Contra los deberes del impuesto web, Apple está en las vistas, pero el proyecto de ley podría llegar a todos

Después de los deberes impuestos por los Estados Unidos, para Appleya golpeado en los Estados Unidos, Se avecina un nuevo grano en Europa. Estos no son impuestos sobre las importaciones, sino la declaración de una larga propuesta de impuestos discutida: el impuesto web.

Inicialmente diseñado para garantizar una mayor justicia fiscal contra los gigantes de Silicon Valley, incluidos Manzanael impuesto web ha vuelto al centro de atención como una posible contramedida para las políticas comerciales de los Estados Unidos. Según diferentes fuentes, podría introducirse a reemplazo o además de un paquete de contramedidas comerciales de la UE que vale aproximadamente 26 mil millones de eurosse espera entrar en vigor un a mediados de abril.

Los economistas de Bruselas creen que La implementación del impuesto web Sería menos oneroso para los ciudadanos europeos que los deberes tradicionales, al tiempo que ayuda a reequilibrar los efectos de las medidas estadounidenses.

¿Cuál es el impuesto web?

Pero, ¿cuál es el impuesto web?

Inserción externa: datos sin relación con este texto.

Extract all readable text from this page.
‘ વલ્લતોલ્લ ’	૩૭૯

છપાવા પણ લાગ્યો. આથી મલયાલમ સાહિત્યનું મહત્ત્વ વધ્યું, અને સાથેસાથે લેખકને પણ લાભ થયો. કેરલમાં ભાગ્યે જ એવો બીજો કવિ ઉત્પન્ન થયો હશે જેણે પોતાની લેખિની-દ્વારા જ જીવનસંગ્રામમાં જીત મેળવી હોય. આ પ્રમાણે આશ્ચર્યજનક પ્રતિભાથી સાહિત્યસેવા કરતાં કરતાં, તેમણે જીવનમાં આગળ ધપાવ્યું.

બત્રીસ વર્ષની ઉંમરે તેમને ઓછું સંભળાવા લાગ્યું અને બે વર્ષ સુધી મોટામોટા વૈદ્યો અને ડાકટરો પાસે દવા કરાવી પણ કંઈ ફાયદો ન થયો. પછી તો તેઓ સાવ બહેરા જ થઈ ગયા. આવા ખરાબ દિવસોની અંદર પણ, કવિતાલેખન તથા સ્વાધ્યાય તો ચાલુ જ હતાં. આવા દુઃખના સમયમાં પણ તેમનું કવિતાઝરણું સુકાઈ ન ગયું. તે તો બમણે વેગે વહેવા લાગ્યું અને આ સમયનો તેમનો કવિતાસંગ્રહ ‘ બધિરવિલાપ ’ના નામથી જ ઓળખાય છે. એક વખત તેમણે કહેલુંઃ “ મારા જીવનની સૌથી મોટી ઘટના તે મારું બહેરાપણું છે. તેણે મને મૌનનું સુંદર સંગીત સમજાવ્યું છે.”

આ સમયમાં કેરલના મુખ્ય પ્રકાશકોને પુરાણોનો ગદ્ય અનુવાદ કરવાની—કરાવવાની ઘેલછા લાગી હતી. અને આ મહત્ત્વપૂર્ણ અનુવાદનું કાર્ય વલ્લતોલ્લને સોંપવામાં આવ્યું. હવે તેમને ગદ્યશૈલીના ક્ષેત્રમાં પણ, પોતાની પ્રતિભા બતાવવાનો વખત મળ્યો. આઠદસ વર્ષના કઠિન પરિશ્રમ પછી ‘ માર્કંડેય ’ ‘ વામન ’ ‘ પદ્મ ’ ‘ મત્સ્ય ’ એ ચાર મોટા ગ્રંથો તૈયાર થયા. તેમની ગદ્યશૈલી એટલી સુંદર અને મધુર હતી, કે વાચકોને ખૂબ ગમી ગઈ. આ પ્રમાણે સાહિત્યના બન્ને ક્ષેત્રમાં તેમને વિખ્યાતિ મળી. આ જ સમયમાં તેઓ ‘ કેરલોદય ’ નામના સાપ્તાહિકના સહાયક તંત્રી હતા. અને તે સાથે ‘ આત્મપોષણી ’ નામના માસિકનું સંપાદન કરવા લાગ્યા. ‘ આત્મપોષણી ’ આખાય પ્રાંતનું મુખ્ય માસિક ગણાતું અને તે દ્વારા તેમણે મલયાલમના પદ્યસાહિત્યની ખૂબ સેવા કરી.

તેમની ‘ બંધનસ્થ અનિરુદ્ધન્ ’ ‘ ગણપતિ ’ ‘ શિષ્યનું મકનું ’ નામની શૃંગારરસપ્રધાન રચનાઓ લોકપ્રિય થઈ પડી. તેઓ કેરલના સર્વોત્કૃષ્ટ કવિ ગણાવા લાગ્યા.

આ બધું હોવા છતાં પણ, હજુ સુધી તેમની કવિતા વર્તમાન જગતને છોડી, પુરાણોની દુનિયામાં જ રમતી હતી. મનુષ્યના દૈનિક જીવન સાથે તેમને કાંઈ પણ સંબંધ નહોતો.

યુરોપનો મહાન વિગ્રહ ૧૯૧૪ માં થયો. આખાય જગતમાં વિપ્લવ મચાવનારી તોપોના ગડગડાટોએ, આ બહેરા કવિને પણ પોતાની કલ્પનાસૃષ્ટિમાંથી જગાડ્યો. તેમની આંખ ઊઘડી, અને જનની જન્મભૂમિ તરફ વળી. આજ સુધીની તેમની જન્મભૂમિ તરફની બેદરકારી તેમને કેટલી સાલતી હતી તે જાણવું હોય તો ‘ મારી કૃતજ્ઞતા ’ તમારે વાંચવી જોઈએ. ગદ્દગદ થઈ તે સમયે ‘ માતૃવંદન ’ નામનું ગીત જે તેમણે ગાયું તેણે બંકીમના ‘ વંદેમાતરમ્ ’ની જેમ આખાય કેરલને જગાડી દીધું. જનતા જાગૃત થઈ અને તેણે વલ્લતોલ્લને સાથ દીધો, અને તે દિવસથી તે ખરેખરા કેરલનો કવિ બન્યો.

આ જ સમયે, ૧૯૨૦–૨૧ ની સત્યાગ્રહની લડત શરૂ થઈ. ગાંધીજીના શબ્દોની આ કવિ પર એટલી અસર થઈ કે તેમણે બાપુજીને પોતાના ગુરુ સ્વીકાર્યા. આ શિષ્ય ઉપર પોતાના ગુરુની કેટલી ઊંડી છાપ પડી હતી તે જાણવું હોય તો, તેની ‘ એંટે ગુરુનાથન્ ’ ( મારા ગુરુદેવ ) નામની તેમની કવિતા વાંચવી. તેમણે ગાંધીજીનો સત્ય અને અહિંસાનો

Es un Impuesto diseñado Para que las grandes plataformas digitales paguen, como las de Apple o Amazon, en países donde realmente generan ganancias, incluso si no tienen una ubicación física.

El objetivo? Los gigantes de la web que, mientras ganan miles de millones en Europa, logran pagar tarifas mínimas gracias a las oficinas en países más convenientes como lo hace Manzana.

El impacto en Apple y otros grandes técnicos

Manzana genera miles de millones de euros en Europa a través de su ecosistema de servicios digitales, incluido Tienda de aplicaciones, Apple TV+ Y icloud. Actualmente, la mayoría de estos ingresos se gravan en países con impuestos ventajosos, como Irlanda. La introducción de un impuesto web a nivel europeo conduciría a un impuesto proporcional a los ingresos realmente generados en los mercados nacionales individuales, afectando significativamente los márgenes de Cupertino en el continente.

También Amazon Se vería afectado por esta medida. Además de las actividades de comercio electrónico, el gigante dirigido por Andy Jassy Él es el protagonista del mercado de transmisión europeo con Primeros videos y, sobre todo, en el sector de la computación en la nube con AWSun servicio crucial para organismos públicos y empresas. El nuevo impuesto web podría afectar estos ingresos directamente, así como los de otros jugadores como Google Cloud, Microsoft Azure Y Medio.

Netflix representa otro ejemplo. Aunque no tiene una presencia física en muchos países de la UE, recopila suscripciones de millones de usuarios europeos. La estructura fiscal actual le permite concentrar los ingresos en algunos lugares centrales, pero la nueva legislación podría redistribuir la carga fiscal de acuerdo con una lógica de «Presencia económica efectiva».

Detalles técnicos de la propuesta

La propuesta de impuestos web se aplicaría a empresas con más allá 750 millones de euros de facturación global y al menos 50 millones de euros generados en Europa. Aunque formalmente neutral, esta medida afectaría principalmente a las empresas estadounidenses.

¿Quién pagará realmente la cuenta de impuestos?

Pero, ¿qué haría Europa con el dinero en el impuesto web? Entre las hipótesis: Apoyar los sectores más afectados por los deberes de los Estados Unidos, como el acero y las alimentos agrícolas, crean un fondo para responder a nuevas tensiones comerciales o invertir en tecnologías digitales para fortalecer la autonomía europea.

En resumen, una Europa que intenta defender su economía sin activar nuevas guerras comerciales, el impuesto web podría ser más que un impuesto simple: una señal política, un gesto de autonomía, tal vez también una forma de restaurar un equilibrio entre quienes producen valor y quienes lo recaudan.

Pero cada elección tiene un precio. Si Apple, Amazon, Netflix y los otros gigantes tendrán que revisar sus cuentas en Europa, el efecto también podría caer en suscripciones, servicios y aplicaciones que usamos todos los días.

Una respuesta a los deberes, sí, pero también una pregunta abierta: ¿Quién pagará realmente la cuenta de este brazo de hierro digital?